2018-05-17 23:16:41

by Niklas Cassel

[permalink] [raw]
Subject: [PATCH] ath10k: transmit queued frames after waking queues

The following problem was observed when running iperf:

[ 3] 0.0- 1.0 sec 2.00 MBytes 16.8 Mbits/sec
[ 3] 1.0- 2.0 sec 3.12 MBytes 26.2 Mbits/sec
[ 3] 2.0- 3.0 sec 3.25 MBytes 27.3 Mbits/sec
[ 3] 3.0- 4.0 sec 655 KBytes 5.36 Mbits/sec
[ 3] 4.0- 5.0 sec 0.00 Bytes 0.00 bits/sec
[ 3] 5.0- 6.0 sec 0.00 Bytes 0.00 bits/sec
[ 3] 6.0- 7.0 sec 0.00 Bytes 0.00 bits/sec
[ 3] 7.0- 8.0 sec 0.00 Bytes 0.00 bits/sec
[ 3] 8.0- 9.0 sec 0.00 Bytes 0.00 bits/sec
[ 3] 9.0-10.0 sec 0.00 Bytes 0.00 bits/sec
[ 3] 0.0-10.3 sec 9.01 MBytes 7.32 Mbits/sec

There are frames in the ieee80211_txq and there are frames that have
been removed from from this queue, but haven't yet been sent on the wire
(num_pending_tx).

When num_pending_tx reaches max_num_pending_tx, we will stop the queues
by calling ieee80211_stop_queues().

As frames that have previously been sent for transmission
(num_pending_tx) are completed, we will decrease num_pending_tx and wake
the queues by calling ieee80211_wake_queue(). ieee80211_wake_queue()
does not call wake_tx_queue, so we might still have frames in the
queue at this point.

While the queues were stopped, the socket buffer might have filled up,
and in order for user space to write more, we need to free the frames
in the queue, since they are accounted to the socket.
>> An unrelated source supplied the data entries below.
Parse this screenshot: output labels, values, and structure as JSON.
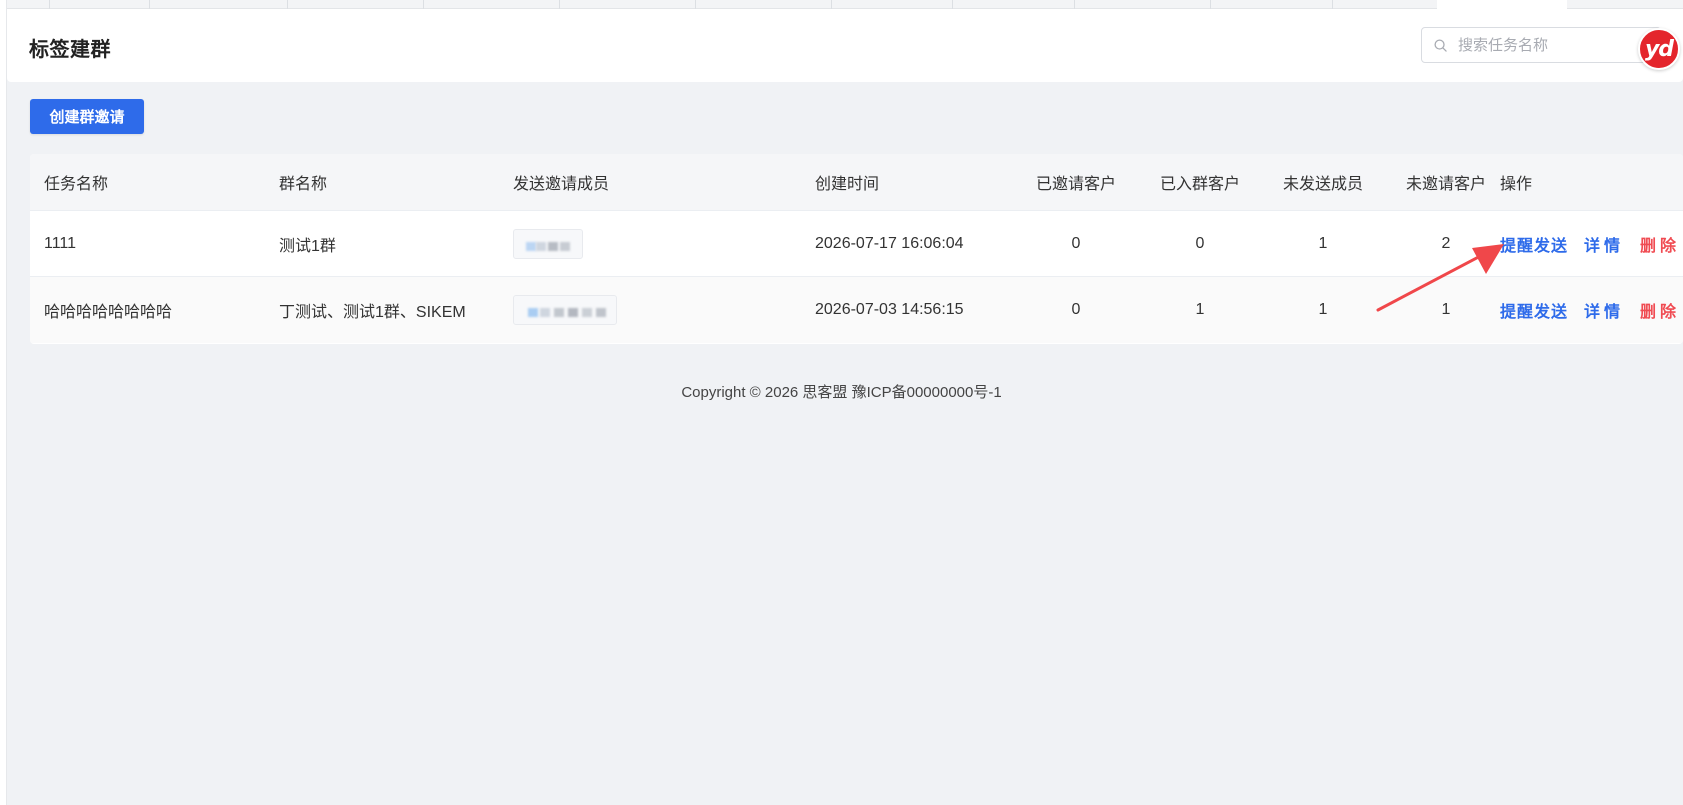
{
  "header": {
    "title": "标签建群",
    "search_placeholder": "搜索任务名称",
    "search_value": ""
  },
  "avatar": {
    "text": "yd",
    "color": "#e4252c"
  },
  "toolbar": {
    "create_label": "创建群邀请"
  },
  "table": {
    "columns": [
      "任务名称",
      "群名称",
      "发送邀请成员",
      "创建时间",
      "已邀请客户",
      "已入群客户",
      "未发送成员",
      "未邀请客户",
      "操作"
    ],
    "rows": [
      {
        "task_name": "1111",
        "group_name": "测试1群",
        "member": "(blurred)",
        "created": "2026-07-17 16:06:04",
        "invited": "0",
        "joined": "0",
        "unsent": "1",
        "uninvited": "2"
      },
      {
        "task_name": "哈哈哈哈哈哈哈哈",
        "group_name": "丁测试、测试1群、SIKEM",
        "member": "(blurred)",
        "created": "2026-07-03 14:56:15",
        "invited": "0",
        "joined": "1",
        "unsent": "1",
        "uninvited": "1"
      }
    ],
    "ops": {
      "remind": "提醒发送",
      "detail": "详情",
      "delete": "删除"
    }
  },
  "footer": {
    "copyright": "Copyright © 2026 思客盟 豫ICP备00000000号-1"
  },
  "colors": {
    "primary": "#2e6bea",
    "danger": "#f04b52",
    "arrow": "#f0474a",
    "background": "#f0f2f5"
  },
  "icons": {
    "search": "search-icon",
    "arrow": "red-arrow-annotation"
  }
}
In order to free
them, we first need to transmit them.

In order to avoid trying to flush the queue every time we free a frame,
only do this when there are 3 or less frames pending, and while we
actually have frames in the queue. This logic was copied from
mt76_txq_schedule (mt76), one of few other drivers that are actually
using wake_tx_queue.

Suggested-by: Toke Høiland-Jørgensen <[email protected]>
Signed-off-by: Niklas Cassel <[email protected]>
---
drivers/net/wireless/ath/ath10k/txrx.c | 3 +++
1 file changed, 3 insertions(+)

diff --git a/drivers/net/wireless/ath/ath10k/txrx.c b/drivers/net/wireless/ath/ath10k/txrx.c
index cda164f6e9f6..1d3b2d2c3fee 100644
--- a/drivers/net/wireless/ath/ath10k/txrx.c
+++ b/drivers/net/wireless/ath/ath10k/txrx.c
@@ -95,6 +95,9 @@ int ath10k_txrx_tx_unref(struct ath10k_htt *htt,
wake_up(&htt->empty_tx_wq);
spin_unlock_bh(&htt->tx_lock);

+ if (htt->num_pending_tx <= 3 && !list_empty(&ar->txqs))
+ ath10k_mac_tx_push_pending(ar);
+
dma_unmap_single(dev, skb_cb->paddr, msdu->len, DMA_TO_DEVICE);

ath10k_report_offchan_tx(htt->ar, msdu);
--
2.17.0


2018-05-24 15:50:36

by Bob Copeland

[permalink] [raw]
Subject: Re: [PATCH] ath10k: transmit queued frames after waking queues

On Mon, May 21, 2018 at 10:37:01PM +0200, Niklas Cassel wrote:
> On Thu, May 17, 2018 at 03:26:25PM -0700, Adrian Chadd wrote:
> > On Thu, 17 May 2018 at 16:16, Niklas Cassel <[email protected]>
> > wrote:
> >
> > > diff --git a/drivers/net/wireless/ath/ath10k/txrx.c
> > b/drivers/net/wireless/ath/ath10k/txrx.c
> > > index cda164f6e9f6..1d3b2d2c3fee 100644
> > > --- a/drivers/net/wireless/ath/ath10k/txrx.c
> > > +++ b/drivers/net/wireless/ath/ath10k/txrx.c
> > > @@ -95,6 +95,9 @@ int ath10k_txrx_tx_unref(struct ath10k_htt *htt,
> > > wake_up(&htt->empty_tx_wq);
> > > spin_unlock_bh(&htt->tx_lock);
> >
> > > + if (htt->num_pending_tx <= 3 && !list_empty(&ar->txqs))
> > > + ath10k_mac_tx_push_pending(ar);
> > > +
> >
> > Just sanity checking - what's protecting htt->num_pending_tx? or is it
> > serialised some other way?
[...]
> I can't see that any of the examples applies, but let's add READ_ONCE(),
> to make sure that the compiler doesn't try to optimize this.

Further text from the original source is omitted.